Myth 6: Loss of two-thirds of manufacturing jobs
- Claim: Alan Johnson argued that about 66% (or two-thirds) of manufacturing jobs would disappear, as they critically depend on exports to Europe.
- Reality: The data was based on flawed calculations. An updated report by CEBR analysts for 2016 showed that around 950,000 jobs were linked to EU trade (which accounts for about 36%, not 66%). Moreover, the fact that jobs are dependent on EU demand does not mean they would be automatically eliminated if trade regimes change, a point made clear in the CEBR report itself.
How was this figure born? A 2011 report stated that 1,706,294 manufacturing jobs were tied to the European market (see column C “Manufacturing” at the very bottom of the table in the screenshot below). Pro-EU campaigners simply divided this 1.7 million by the total number of employed Britons in the sector (2.6 million) to arrive at 66%.
However, this data was inaccurate for the 2016 campaign. The updated report demonstrated that the real number of manufacturing jobs linked to EU trade was about 950,000 (yielding about 36%, not 66%). Furthermore, the dependency of jobs on EU demand simply indicated the direction of exports, not the automatic closure of factories in the event of a changing trade regime.
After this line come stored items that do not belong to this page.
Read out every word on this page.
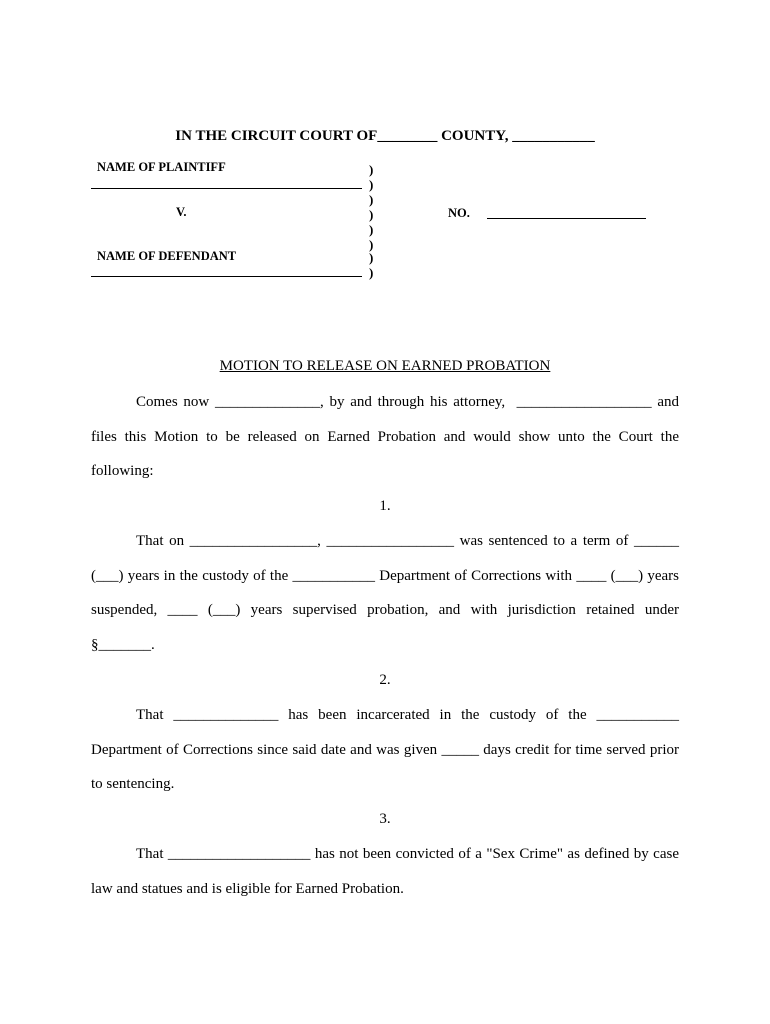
IN THE CIRCUIT COURT OF________ COUNTY, ___________
NAME OF PLAINTIFF
V.
NAME OF DEFENDANT
)
)
)
)
)
)
)
)
NO.
MOTION TO RELEASE ON EARNED PROBATION
Comes now ______________, by and through his attorney,  __________________ and files this Motion to be released on Earned Probation and would show unto the Court the following:
1.
That on _________________, _________________ was sentenced to a term of ______ (___) years in the custody of the ___________ Department of Corrections with ____ (___) years suspended, ____ (___) years supervised probation, and with jurisdiction retained under §_______.
2.
That ______________ has been incarcerated in the custody of the ___________ Department of Corrections since said date and was given _____ days credit for time served prior to sentencing.
3.
That ___________________ has not been convicted of a "Sex Crime" as defined by case law and statues and is eligible for Earned Probation.
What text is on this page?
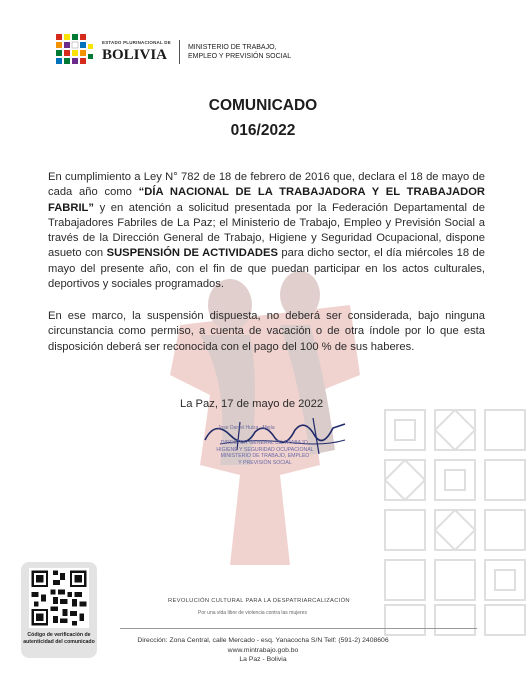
ESTADO PLURINACIONAL DE
BOLIVIA	MINISTERIO DE TRABAJO,
EMPLEO Y PREVISIÓN SOCIAL
COMUNICADO
016/2022

En cumplimiento a Ley N° 782 de 18 de febrero de 2016 que, declara el 18 de mayo de cada año como “DÍA NACIONAL DE LA TRABAJADORA Y EL TRABAJADOR FABRIL” y en atención a solicitud presentada por la Federación Departamental de Trabajadores Fabriles de La Paz; el Ministerio de Trabajo, Empleo y Previsión Social a través de la Dirección General de Trabajo, Higiene y Seguridad Ocupacional, dispone asueto con SUSPENSIÓN DE ACTIVIDADES para dicho sector, el día miércoles 18 de mayo del presente año, con el fin de que puedan participar en los actos culturales, deportivos y sociales programados.

En ese marco, la suspensión dispuesta, no deberá ser considerada, bajo ninguna circunstancia como permiso, a cuenta de vacación o de otra índole por lo que esta disposición deberá ser reconocida con el pago del 100 % de sus haberes.

La Paz, 17 de mayo de 2022
Jose Daniel Huiza...Mejía
DIRECTOR GENERAL DE TRABAJO,
HIGIENE Y SEGURIDAD OCUPACIONAL
MINISTERIO DE TRABAJO, EMPLEO
Y PREVISIÓN SOCIAL
Código de verificación de
autenticidad del comunicado
REVOLUCIÓN CULTURAL PARA LA DESPATRIARCALIZACIÓN
Por una vida libre de violencia contra las mujeres
Dirección: Zona Central, calle Mercado - esq. Yanacocha S/N Telf: (591-2) 2408606
www.mintrabajo.gob.bo
La Paz - Bolivia
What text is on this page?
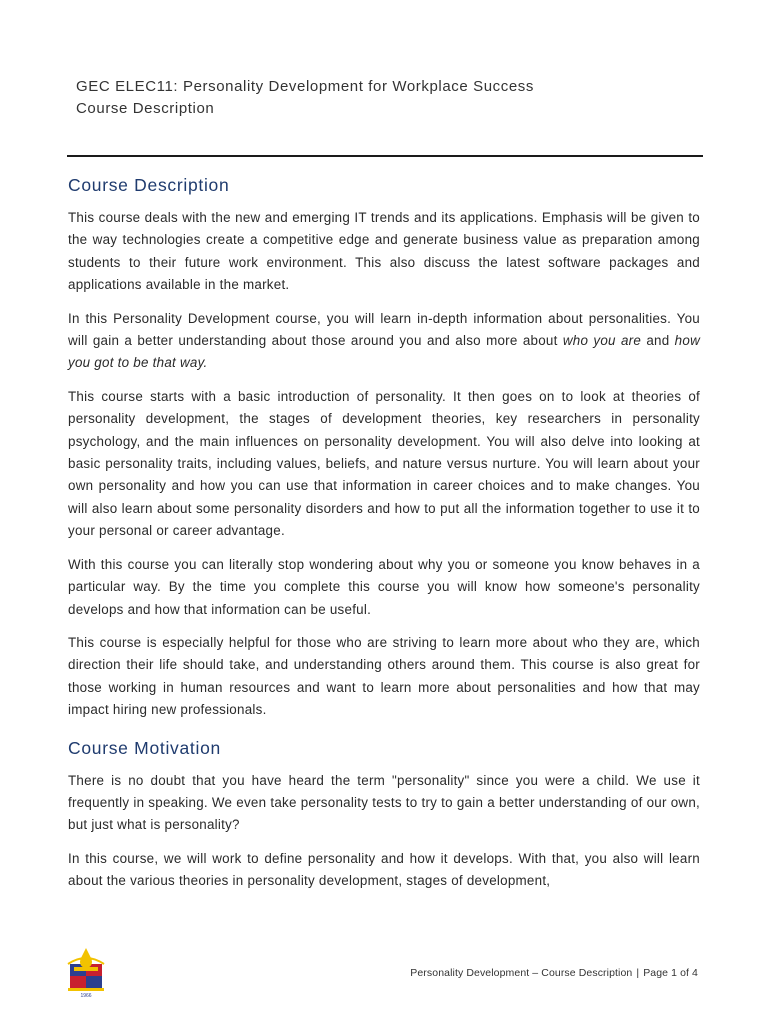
GEC ELEC11: Personality Development for Workplace Success
Course Description
Course Description

This course deals with the new and emerging IT trends and its applications. Emphasis will be given to the way technologies create a competitive edge and generate business value as preparation among students to their future work environment. This also discuss the latest software packages and applications available in the market.

In this Personality Development course, you will learn in-depth information about personalities. You will gain a better understanding about those around you and also more about who you are and how you got to be that way.

This course starts with a basic introduction of personality. It then goes on to look at theories of personality development, the stages of development theories, key researchers in personality psychology, and the main influences on personality development. You will also delve into looking at basic personality traits, including values, beliefs, and nature versus nurture. You will learn about your own personality and how you can use that information in career choices and to make changes. You will also learn about some personality disorders and how to put all the information together to use it to your personal or career advantage.

With this course you can literally stop wondering about why you or someone you know behaves in a particular way. By the time you complete this course you will know how someone's personality develops and how that information can be useful.

This course is especially helpful for those who are striving to learn more about who they are, which direction their life should take, and understanding others around them. This course is also great for those working in human resources and want to learn more about personalities and how that may impact hiring new professionals.

Course Motivation

There is no doubt that you have heard the term "personality" since you were a child. We use it frequently in speaking. We even take personality tests to try to gain a better understanding of our own, but just what is personality?

In this course, we will work to define personality and how it develops. With that, you also will learn about the various theories in personality development, stages of development,

1966
Personality Development – Course Description | Page 1 of 4
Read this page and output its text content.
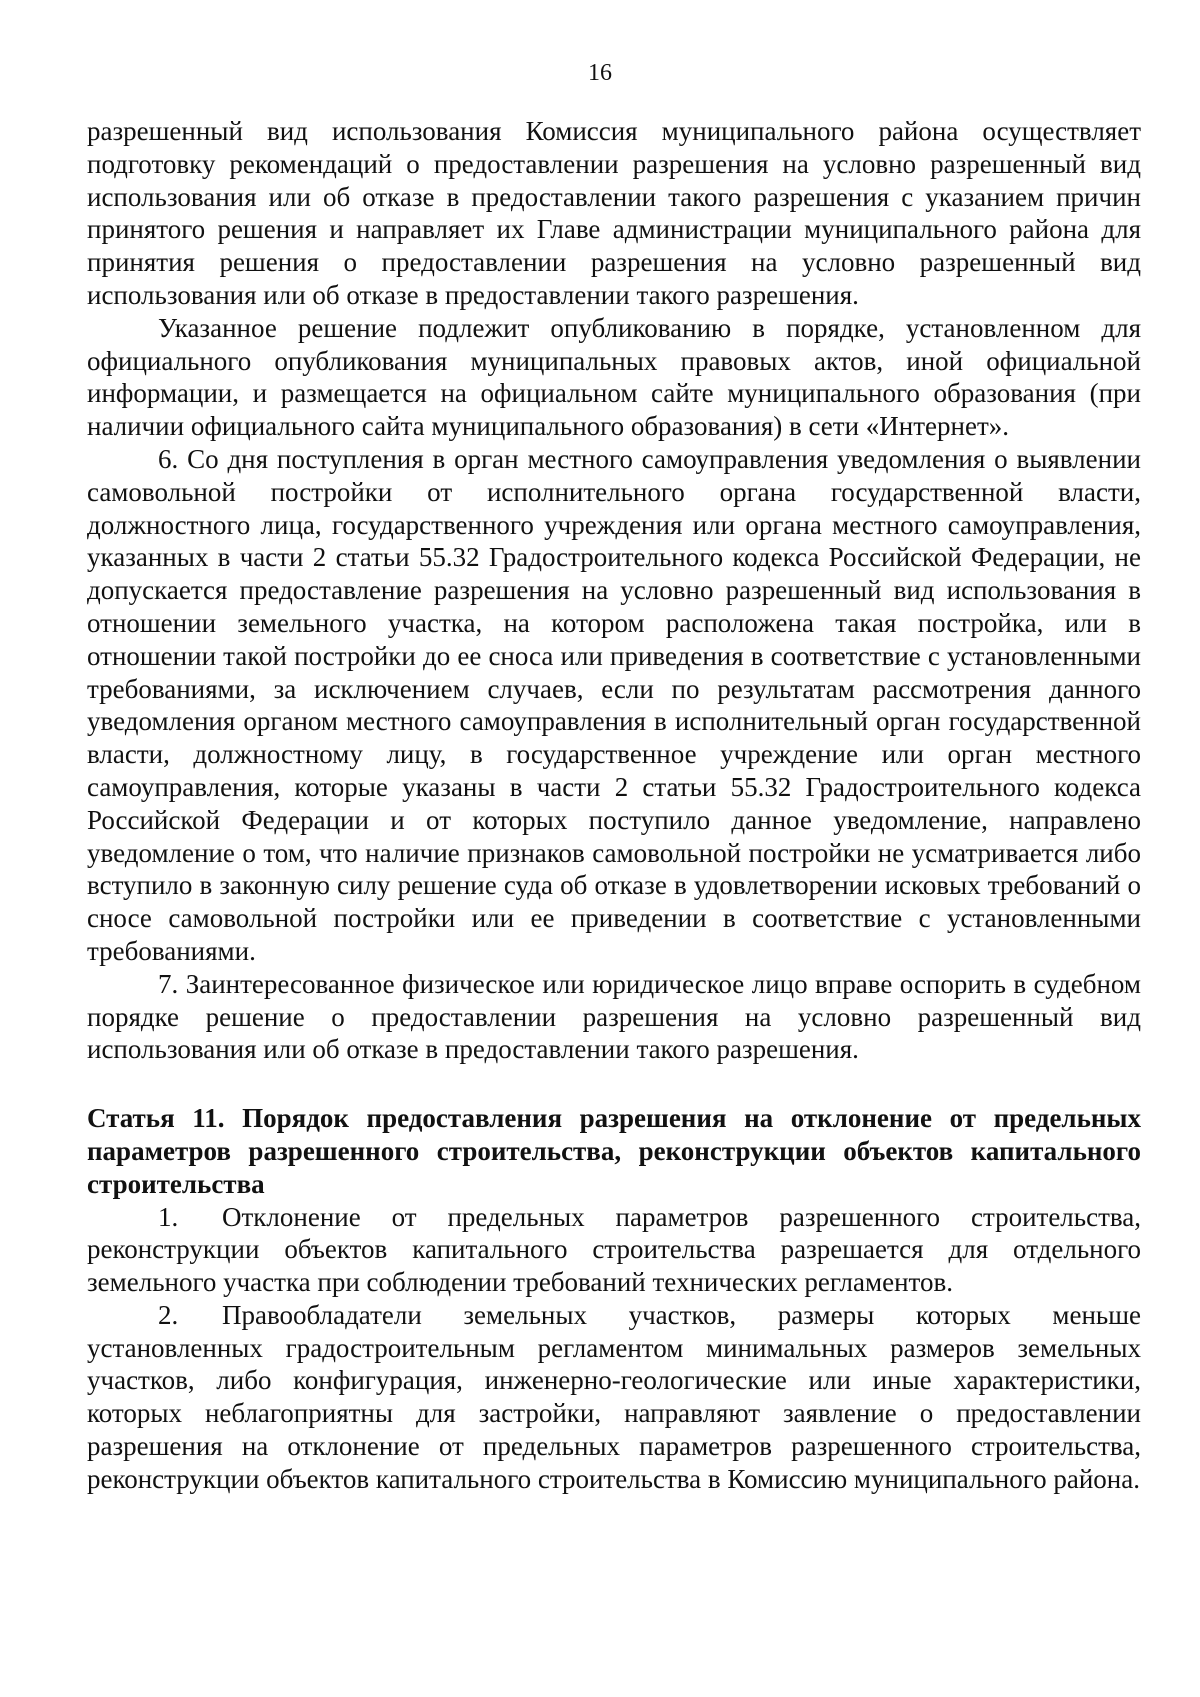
16

разрешенный вид использования Комиссия муниципального района осуществляет подготовку рекомендаций о предоставлении разрешения на условно разрешенный вид использования или об отказе в предоставлении такого разрешения с указанием причин принятого решения и направляет их Главе администрации муниципального района для принятия решения о предоставлении разрешения на условно разрешенный вид использования или об отказе в предоставлении такого разрешения.

Указанное решение подлежит опубликованию в порядке, установленном для официального опубликования муниципальных правовых актов, иной официальной информации, и размещается на официальном сайте муниципального образования (при наличии официального сайта муниципального образования) в сети «Интернет».

6. Со дня поступления в орган местного самоуправления уведомления о выявлении самовольной постройки от исполнительного органа государственной власти, должностного лица, государственного учреждения или органа местного самоуправления, указанных в части 2 статьи 55.32 Градостроительного кодекса Российской Федерации, не допускается предоставление разрешения на условно разрешенный вид использования в отношении земельного участка, на котором расположена такая постройка, или в отношении такой постройки до ее сноса или приведения в соответствие с установленными требованиями, за исключением случаев, если по результатам рассмотрения данного уведомления органом местного самоуправления в исполнительный орган государственной власти, должностному лицу, в государственное учреждение или орган местного самоуправления, которые указаны в части 2 статьи 55.32 Градостроительного кодекса Российской Федерации и от которых поступило данное уведомление, направлено уведомление о том, что наличие признаков самовольной постройки не усматривается либо вступило в законную силу решение суда об отказе в удовлетворении исковых требований о сносе самовольной постройки или ее приведении в соответствие с установленными требованиями.

7. Заинтересованное физическое или юридическое лицо вправе оспорить в судебном порядке решение о предоставлении разрешения на условно разрешенный вид использования или об отказе в предоставлении такого разрешения.

Статья 11. Порядок предоставления разрешения на отклонение от предельных параметров разрешенного строительства, реконструкции объектов капитального строительства

1. Отклонение от предельных параметров разрешенного строительства, реконструкции объектов капитального строительства разрешается для отдельного земельного участка при соблюдении требований технических регламентов.

2. Правообладатели земельных участков, размеры которых меньше установленных градостроительным регламентом минимальных размеров земельных участков, либо конфигурация, инженерно-геологические или иные характеристики, которых неблагоприятны для застройки, направляют заявление о предоставлении разрешения на отклонение от предельных параметров разрешенного строительства, реконструкции объектов капитального строительства в Комиссию муниципального района.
Myth 7: A domino effect will destroy the European Union


- Claim: Eurosceptics (for example, Lord Daniel Hannan predicted) that by 2025, many other countries would follow Britain’s lead.
- Reality: Over the past 10 years, not a single state has left the European Union. On the contrary, the difficulties London has faced have reduced the appeal of such scenarios even for the most radical Eurosceptics on the continent.
Chapter III. The Reality of 2026

While the immediate economic shock promised by EU supporters did not occur, this does not mean the economy was left unscathed. Analysis by the Treasury and the Office for Budget Responsibility (OBR) shows that Brexit turned out to be a process of slow attrition.
Having erred in the timing of the crisis, experts were close to the truth in estimating its scale. The losses did not crash down on the country in 2016, but began to accumulate due to uncertainty, rising barriers, and the restructuring of supply chains:
- By 2025, the UK’s GDP per capita was 6–8% lower than it would have been in a hypothetical non-Brexit scenario (initial forecasts projected a 4% drop).
- Investment fell by 12–18%.
- Long-term productivity and overall employment each lost 3–4%.

Conclusion Ten years later, it is obvious that the political debate of 2016 was detached from economic reality. Brexit was neither the panacea that freed Britain from bureaucracy nor the explosion that destroyed the island overnight. Institutions stood firm, mass deportations did not occur, and Europe did not fall apart. However, the country paid a heavy price for leaving in the form of prolonged stagnation, a structural loss of investment, and the need to urgently reshape its migration policy under the pressure of market realities.